Nun ist es natürlich so, dass jedes Topmanagement von sich behauptet, es unterstütze selbstverständlich die Projekte im Unternehmen. Dementsprechend kann man quasi sofort das Erlernen der Projektmanagementmethoden als das Wichtigste und auch das Dringlichste auf die To-do-Liste der Mitarbeiter setzen. Bei den Methoden für das Projektmanagement geht es in der Regel um harte Fakten, also um Dinge, die im besten Sinne des Worts erlernbar sind. Zudem ist die Sinnhaftigkeit dieser Kenntnisse gut vermittelbar: Ihr Chef wird sich deutlich mehr freuen, wenn Sie ihm im nächsten Meeting einen fertig ausgearbeiteten Projektplan vorlegen, als wenn Sie stundenlang über Konfliktlösungsstrategien philosophieren. Am Ende ist zwar vielleicht eine gute Strategie zur Konfliktlösung (oder besser noch: Konfliktvermeidung) wichtiger, um in genau Ihrem Projekt erfolgreich zu sein, aber dass Ihr größtes Problem nicht die Identifizierung von Arbeitspaketen ist, sondern dass sich Ihre Teammitglieder im Projektsandkasten dauernd mit Schäufelchen hauen, das müssen Sie erst mal vermitteln.
Lassen Sie uns positiv in die Thematik einsteigen: Es gibt ein ganzes Set von Projektmanagementmethoden, das im Übrigen deutlich über die Techniken zum Planen und Steuern von Projekten hinausgeht. Fast alles, was Sie in den nächsten Jahren an Aufgaben, Problemen und Stolperfallen erwartet, ist bekannt. Andere kluge Menschen haben sich Gedanken darüber gemacht und funktionierende Methoden gefunden, wie man damit umgehen kann. Systematisch erlernen kann man diese Methoden in entsprechenden Zertifizierungslehrgängen, die zudem den charmanten Vorteil haben, dass man nach erfolgreich bestandener Prüfung ein Zertifikat in der Hand hält, das einen am Arbeitsmarkt noch attraktiver macht, als man es ohnehin schon war. Wir gehen an dieser Stelle pessimistisch davon aus, dass Sie noch nicht an einem solchen Lehrgang teilnehmen konnten. Eventuell war der Lehrgang aber auch nicht gut, und Ihnen schweben nach wie vor im Arbeitsalltag dauernd Fragezeichen über dem Kopf. Es schadet auf keinen Fall, Ihren Chef davon zu überzeugen, dass die Teilnahme an einer (weniger schlechten) Projektmanagementschulung eine sinnvolle Investition wäre.

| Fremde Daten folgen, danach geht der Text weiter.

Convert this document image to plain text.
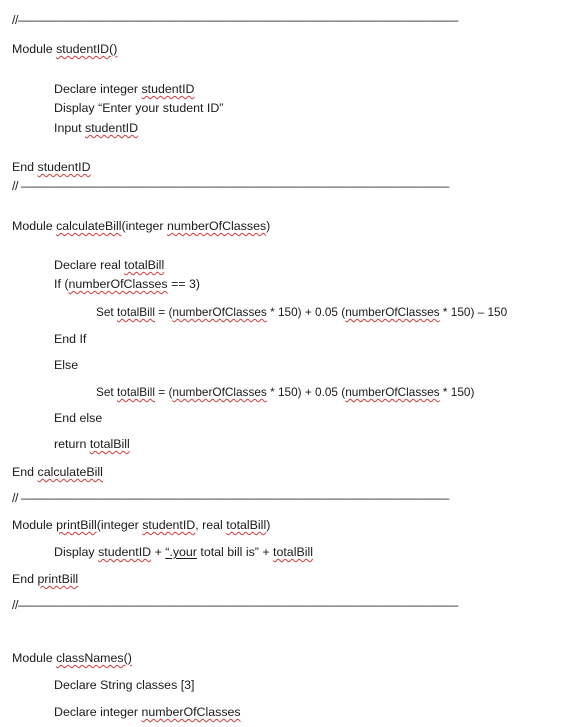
//—————————————————————————————————————
Module studentID()
Declare integer studentID
Display “Enter your student ID”
Input studentID
End studentID
// ————————————————————————————————————
Module calculateBill(integer numberOfClasses)
Declare real totalBill
If (numberOfClasses == 3)
Set totalBill = (numberOfClasses * 150) + 0.05 (numberOfClasses * 150) – 150
End If
Else
Set totalBill = (numberOfClasses * 150) + 0.05 (numberOfClasses * 150)
End else
return totalBill
End calculateBill
// ————————————————————————————————————
Module printBill(integer studentID, real totalBill)
Display studentID + “.your total bill is” + totalBill
End printBill
//—————————————————————————————————————
Module classNames()
Declare String classes [3]
Declare integer numberOfClasses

Sie sollten sich jedoch nicht in dem falschen Glauben wiegen, die über das Zertifikat erlangte Kenntnis der Methode sei Garant für die erfolgreiche Durchführung von Projekten. Die Welt des Projektmanagements ist leider ein bisschen komplizierter. Neben dem Wissen um die Methode geht es in der Praxis in erster Linie um die Anwendung der Methode. Dabei spielt die Erfahrung, die man in der Anwendung über die Jahre gewonnen hat, eine entscheidende Rolle. Insofern ist Projektmanagement eher als Erfahrungswissenschaft zu verstehen. Vereinfacht gesagt: Es gibt keine eindeutigen Lösungen, es gibt immer nur ein Set von Lösungen, die für ein vorhandenes Problem infrage kommen können. Selbst bei der Anwendung von zunächst eindeutig erscheinenden Systematiken, wie Terminplanung oder Risikoanalyse, gibt es unterschiedliche Vorgehensweisen, die durch vielfältige Parameter (Größe und Art des Projekts, Teamzusammensetzung, Organisation) bestimmt sind.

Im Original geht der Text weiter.